Section: New Results

Semantics and Implementation of Hybrid System Modelers

Participants : Marc Pouzet [contact] , Timothy Bourke.

Zélus is a new programming language for modeling systems that mix discrete logical time and continuous time behaviors. From a user's perspective, its main originality is to extend an existing -like synchronous language with Ordinary Differential Equations (ODEs). The extension is conservative: any synchronous program expressed as data-flow equations and hierarchical automata can be composed arbitrarily with ODEs in the same source code. A dedicated type system and causality analysis ensure that all discrete changes are aligned with zero-crossing events so that no side effects or discontinuities occur during integration. Programs are statically scheduled and translated into sequential code which, by construction, runs in bounded time and space. Compilation is effected by source-to-source translation into a small synchronous subset which is processed by a standard synchronous compiler architecture. The resulting code is paired with an off-the-shelf numeric solver.
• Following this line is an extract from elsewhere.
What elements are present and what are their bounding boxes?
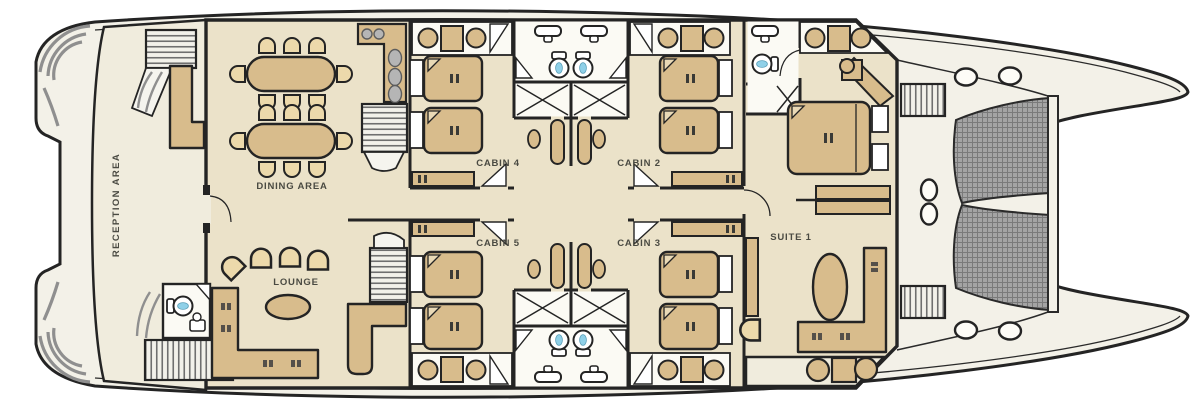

This experiment show that it is possible to build a modeler for explicit hybrid systems à la Simulink/Stateflow on top of an existing synchronous language, using it both as a semantic basis and as a target for code generation. In parallel with the software development done during the year, we investigate, in collaboration with Albert Benveniste, Benoit Caillaud (Inria Rennes) and Dassault-Systèmes the treatment of Differential Algebraic Equations (DAEs), in explicit or semi-explicit form.

This work will be presented at the ACM Intern. Conference on Hybrid Systems: Computation and Control (HSCC 2013) in April 2013.